Butterfly pea flowers, corn flower, chicory flowers, blue mallow flower and blue lotus all have blue flowers and the petals are used to make tea, in salads, or to spice foods (for the color).
Black goji berries are also supposed to make a blue tea, so probably have a blue juice. If blueberries' purple juice disqualifies them, blue juice should qualify the goji berries even if they look very dark when whole.
Blue corn is also an option, as payton B mention - there are many varieties including hopi blue, aztec black (grinds to blue meal, so blue inside), santo domingo, lenape, or my favorite (and very visibly blue) baby blue jade corn.

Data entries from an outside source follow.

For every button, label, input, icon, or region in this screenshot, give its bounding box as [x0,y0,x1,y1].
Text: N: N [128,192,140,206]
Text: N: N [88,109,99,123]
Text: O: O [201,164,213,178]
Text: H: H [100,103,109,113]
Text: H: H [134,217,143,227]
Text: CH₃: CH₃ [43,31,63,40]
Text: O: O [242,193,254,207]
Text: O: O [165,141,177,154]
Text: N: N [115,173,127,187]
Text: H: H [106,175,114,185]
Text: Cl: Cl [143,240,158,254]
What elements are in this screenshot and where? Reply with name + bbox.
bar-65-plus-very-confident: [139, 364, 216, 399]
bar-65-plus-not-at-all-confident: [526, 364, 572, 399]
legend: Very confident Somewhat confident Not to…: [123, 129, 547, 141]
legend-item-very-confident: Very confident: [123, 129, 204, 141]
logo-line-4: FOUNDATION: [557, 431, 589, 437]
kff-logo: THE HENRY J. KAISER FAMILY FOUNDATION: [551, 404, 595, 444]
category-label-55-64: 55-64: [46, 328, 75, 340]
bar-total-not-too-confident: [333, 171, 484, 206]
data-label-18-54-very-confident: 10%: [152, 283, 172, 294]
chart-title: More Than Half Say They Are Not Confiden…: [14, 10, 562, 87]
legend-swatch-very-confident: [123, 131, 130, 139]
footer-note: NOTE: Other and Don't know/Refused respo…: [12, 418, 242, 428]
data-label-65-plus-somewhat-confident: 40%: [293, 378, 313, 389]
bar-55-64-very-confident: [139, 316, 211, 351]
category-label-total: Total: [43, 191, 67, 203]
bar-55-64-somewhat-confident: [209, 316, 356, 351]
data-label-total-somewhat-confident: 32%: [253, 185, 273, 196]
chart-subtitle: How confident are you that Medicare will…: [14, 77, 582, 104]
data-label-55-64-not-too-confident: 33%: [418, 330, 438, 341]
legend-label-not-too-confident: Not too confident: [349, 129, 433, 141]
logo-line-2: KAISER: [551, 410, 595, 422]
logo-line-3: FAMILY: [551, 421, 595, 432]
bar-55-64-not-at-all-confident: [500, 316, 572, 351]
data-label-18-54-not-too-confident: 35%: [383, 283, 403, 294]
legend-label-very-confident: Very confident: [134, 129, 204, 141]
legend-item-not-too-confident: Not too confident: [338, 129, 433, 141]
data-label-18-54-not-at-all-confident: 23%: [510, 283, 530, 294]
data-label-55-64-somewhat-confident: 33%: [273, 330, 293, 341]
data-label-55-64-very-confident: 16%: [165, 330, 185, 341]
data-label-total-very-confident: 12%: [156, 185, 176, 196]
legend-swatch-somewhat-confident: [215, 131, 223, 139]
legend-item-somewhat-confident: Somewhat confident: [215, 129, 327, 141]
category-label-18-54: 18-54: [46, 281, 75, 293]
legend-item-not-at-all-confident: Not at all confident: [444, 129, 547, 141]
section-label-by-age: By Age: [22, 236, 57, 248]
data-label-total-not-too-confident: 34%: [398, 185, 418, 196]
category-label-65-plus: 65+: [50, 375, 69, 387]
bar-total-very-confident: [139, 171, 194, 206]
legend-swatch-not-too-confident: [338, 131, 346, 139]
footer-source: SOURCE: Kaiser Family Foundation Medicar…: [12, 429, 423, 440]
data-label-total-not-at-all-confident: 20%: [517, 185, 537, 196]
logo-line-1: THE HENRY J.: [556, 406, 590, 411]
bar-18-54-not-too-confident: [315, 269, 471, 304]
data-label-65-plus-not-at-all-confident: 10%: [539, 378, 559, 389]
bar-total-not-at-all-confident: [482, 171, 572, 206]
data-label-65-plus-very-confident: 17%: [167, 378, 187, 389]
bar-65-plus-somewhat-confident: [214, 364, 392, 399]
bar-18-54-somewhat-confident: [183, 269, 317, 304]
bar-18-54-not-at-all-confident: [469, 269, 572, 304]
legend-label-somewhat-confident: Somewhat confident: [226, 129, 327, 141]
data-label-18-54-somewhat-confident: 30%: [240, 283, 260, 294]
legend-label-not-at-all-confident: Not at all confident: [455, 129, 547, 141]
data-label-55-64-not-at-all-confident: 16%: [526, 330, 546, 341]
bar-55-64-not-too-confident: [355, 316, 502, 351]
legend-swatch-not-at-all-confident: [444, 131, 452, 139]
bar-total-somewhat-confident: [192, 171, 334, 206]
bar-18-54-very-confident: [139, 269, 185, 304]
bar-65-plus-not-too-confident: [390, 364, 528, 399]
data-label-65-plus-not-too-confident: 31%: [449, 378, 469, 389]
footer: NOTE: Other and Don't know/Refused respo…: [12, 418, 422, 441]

There's also assorted odds and ends like blue sausage fruit or succotash bean, prickly caterpillar bean, fruit of the bilberry cactus, a blue kale, a blue-green tomato (the blue-reds tend to look black, but they're called blue), couple other blue tomatoes, blue potatoes, the blue carrot Sobachatina mentioned - some heirlooms can get oddly colored, it's fun.

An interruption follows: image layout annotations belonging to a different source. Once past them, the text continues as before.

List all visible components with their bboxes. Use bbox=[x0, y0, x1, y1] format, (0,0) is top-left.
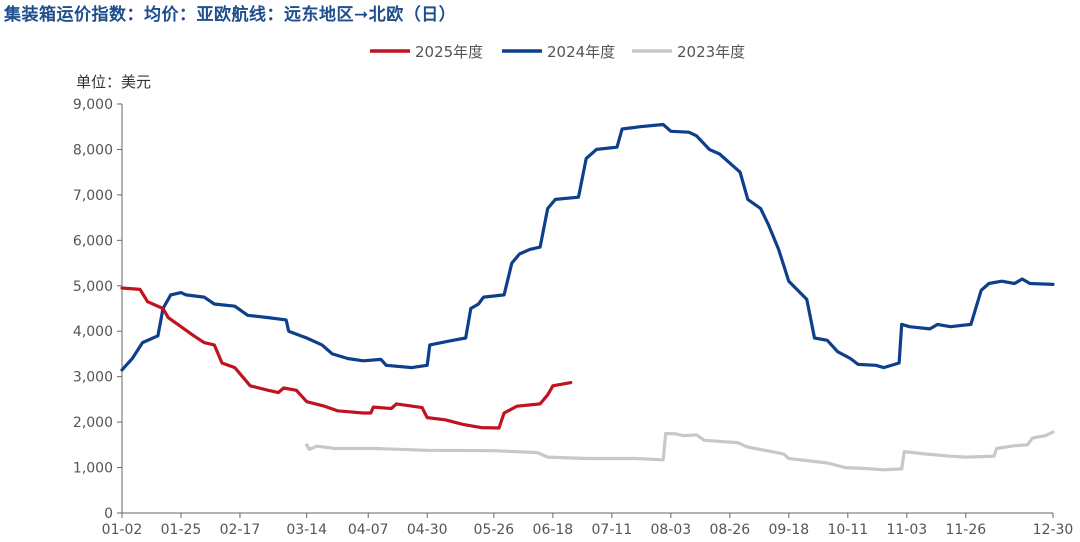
x-tick-label: 08-26 bbox=[709, 522, 750, 538]
x-tick-label: 06-18 bbox=[533, 522, 574, 538]
x-tick-label: 12-30 bbox=[1033, 522, 1074, 538]
legend-item: 2023年度 bbox=[632, 43, 745, 61]
y-tick-label: 5,000 bbox=[73, 279, 113, 295]
x-tick-label: 04-30 bbox=[407, 522, 448, 538]
legend-item: 2024年度 bbox=[502, 43, 615, 61]
y-tick-label: 3,000 bbox=[73, 370, 113, 386]
x-tick-label: 07-11 bbox=[592, 522, 633, 538]
chart-title: 集装箱运价指数：均价：亚欧航线：远东地区➞北欧（日） bbox=[4, 5, 457, 25]
x-tick-label: 11-03 bbox=[886, 522, 927, 538]
x-tick-label: 09-18 bbox=[768, 522, 809, 538]
x-tick-label: 05-26 bbox=[474, 522, 515, 538]
unit-label: 单位：美元 bbox=[76, 73, 151, 91]
y-tick-label: 4,000 bbox=[73, 324, 113, 340]
y-tick-label: 9,000 bbox=[73, 97, 113, 113]
x-tick-label: 03-14 bbox=[286, 522, 327, 538]
x-tick-label: 01-25 bbox=[161, 522, 202, 538]
x-tick-label: 10-11 bbox=[827, 522, 868, 538]
y-tick-label: 7,000 bbox=[73, 188, 113, 204]
y-tick-label: 2,000 bbox=[73, 415, 113, 431]
legend-label: 2024年度 bbox=[547, 43, 615, 61]
series-line-2024年度 bbox=[120, 122, 1055, 372]
legend-label: 2025年度 bbox=[415, 43, 483, 61]
axes: 0 1,000 2,000 3,000 4,000 5,000 6,000 7,000 8,00… bbox=[73, 97, 1073, 538]
legend-item: 2025年度 bbox=[370, 43, 483, 61]
series-line-2023年度 bbox=[305, 430, 1055, 472]
x-tick-label: 11-26 bbox=[945, 522, 986, 538]
series-layer bbox=[120, 122, 1055, 472]
y-tick-label: 1,000 bbox=[73, 461, 113, 477]
legend: 2025年度 2024年度 2023年度 bbox=[370, 43, 745, 61]
x-tick-label: 08-03 bbox=[651, 522, 692, 538]
y-tick-label: 0 bbox=[104, 506, 113, 522]
x-tick-label: 02-17 bbox=[220, 522, 261, 538]
series-line-2025年度 bbox=[120, 286, 573, 430]
x-tick-label: 01-02 bbox=[102, 522, 143, 538]
y-tick-label: 6,000 bbox=[73, 233, 113, 249]
x-tick-label: 04-07 bbox=[348, 522, 389, 538]
legend-label: 2023年度 bbox=[677, 43, 745, 61]
y-tick-label: 8,000 bbox=[73, 142, 113, 158]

Some of these do tend towards the purplish, but in every case either the inside is blue, the juice or pulp is blue, or there are pictures of truly blue examples as well as purplish ones (probably depending on pH of the soil).
There's also a double handful of blue flowers and berries that are ornamental, but not eaten, and again as much of purpleish ones that have some really blue pigment (in patches or along edges).